L Lipkin Isabella, Li Renxi, G Ranganath Bharat
George Washington University School of Medicine and Health Sciences, Washington, D.C., United States of America.
George Washington University Hospital, Washington, D.C., United States of America.
J Plast Reconstr Surg. 2024 May 10;3(4):142-150. doi: 10.53045/jprs.2023-0066. eCollection 2024 Oct 27.
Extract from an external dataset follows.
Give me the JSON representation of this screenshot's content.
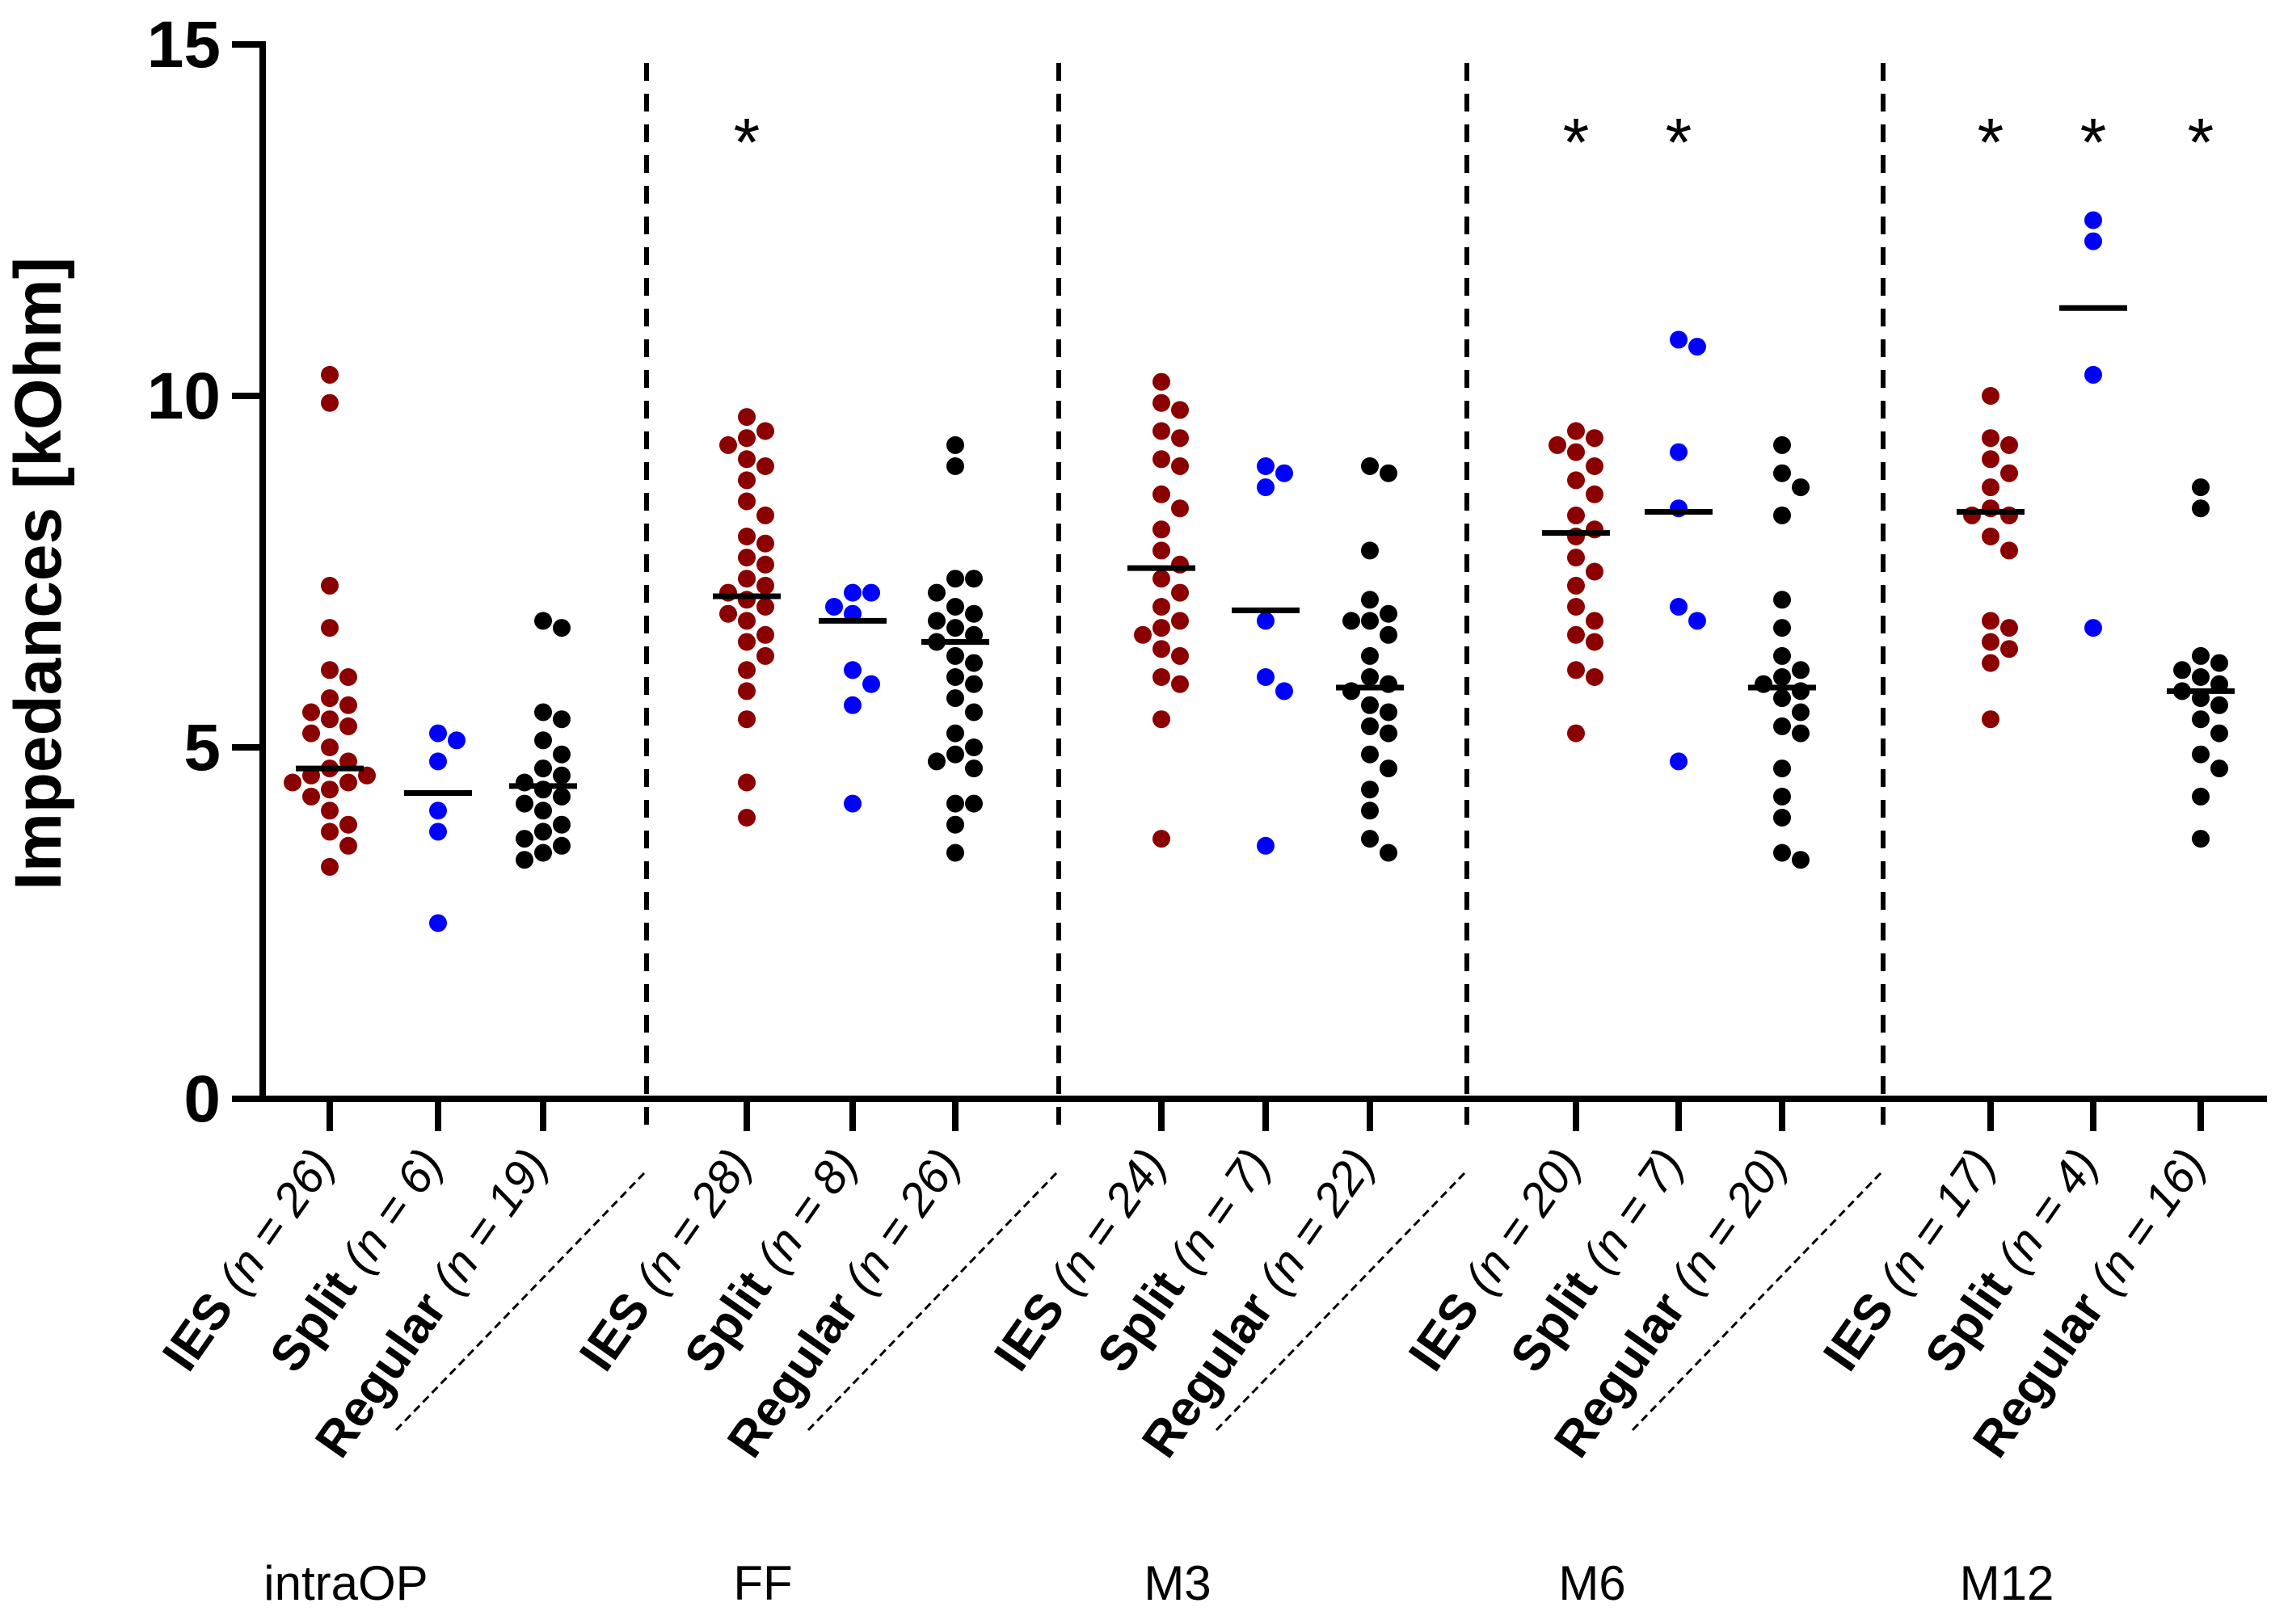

Comorbidities that impair wound healing, increase infection risk, and compromise tissue viability influence rates of hospital readmission after autologous reconstruction and implant-based reconstruction. This study aimed to evaluate patient factors that increase risk for 30-day hospital readmission after autologous reconstruction and implant-based reconstruction and identify differences in the comorbidities that affect readmission risk after each method.
Patients from 2005 to 2021 were selected by autologous reconstruction and implant-based reconstruction current procedural terminology codes from the American College of Surgeons National Surgical Quality Improvement Program database. A multivariable regression model identified the significant predictors of unplanned readmission.
Comorbidities that increase risk for readmission after autologous reconstruction but not implant-based reconstruction include dialysis (OR 3.87, p = 0.042) and malnutrition (OR 3.20, p = 0.003). Risk factors for readmission after implant-based reconstruction but not autologous reconstruction include bleeding disorder (OR 2.62, p < 0.0001), previous infection (OR 1.49, p = 0.045), recent sepsis (OR 2.16 p = 0.0003), anemia (OR 1.13, p = 0.0018), and hypoalbuminemia (OR 1.35, p = 0.0213). Predictors of unplanned readmission after both methods include chronic obstructive pulmonary disorder, obesity, inpatient status prior to procedure, Black or White race, chronic steroid use, smoking, diabetes, and hypertension.
These findings may be used to individualize preoperative discussions and help guide optimization of risk factors. In addition, while autologous reconstruction and implant-based reconstruction are often combined into one category for discussion of factors that increase complication risk, our study suggests that the types of reconstruction differ with regard to the comorbidities that increase risk for hospital readmission.
影响伤口愈合、增加感染风险并损害组织活力的合并症会影响自体乳房重建和植入式乳房重建后的医院再入院率。本研究旨在评估自体乳房重建和植入式乳房重建后30天内医院再入院风险增加的患者因素,并确定每种方法后影响再入院风险的合并症差异。
从美国外科医师学会国家外科质量改进计划数据库中,通过自体乳房重建和植入式乳房重建的当前手术操作术语代码选择2005年至2021年的患者。多变量回归模型确定了计划外再入院的显著预测因素。
增加自体乳房重建后而非植入式乳房重建后再入院风险的合并症包括透析(比值比3.87,p = 0.042)和营养不良(比值比3.20,p = 0.003)。增加植入式乳房重建后而非自体乳房重建后再入院风险的因素包括出血性疾病(比值比2.62,p < 0.0001)、既往感染(比值比1.49,p = 0.045)、近期脓毒症(比值比2.16,p = 0.0003)、贫血(比值比1.13,p = 0.0018)和低白蛋白血症(比值比1.35,p = 0.0213)。两种方法后计划外再入院的预测因素包括慢性阻塞性肺疾病、肥胖、手术前的住院状态、黑人或白人种族、长期使用类固醇、吸烟、糖尿病和高血压。
这些发现可用于个体化术前讨论,并有助于指导风险因素的优化。此外,虽然自体乳房重建和植入式乳房重建在讨论增加并发症风险的因素时通常合并为一类,但我们的研究表明,在增加医院再入院风险的合并症方面,重建类型有所不同。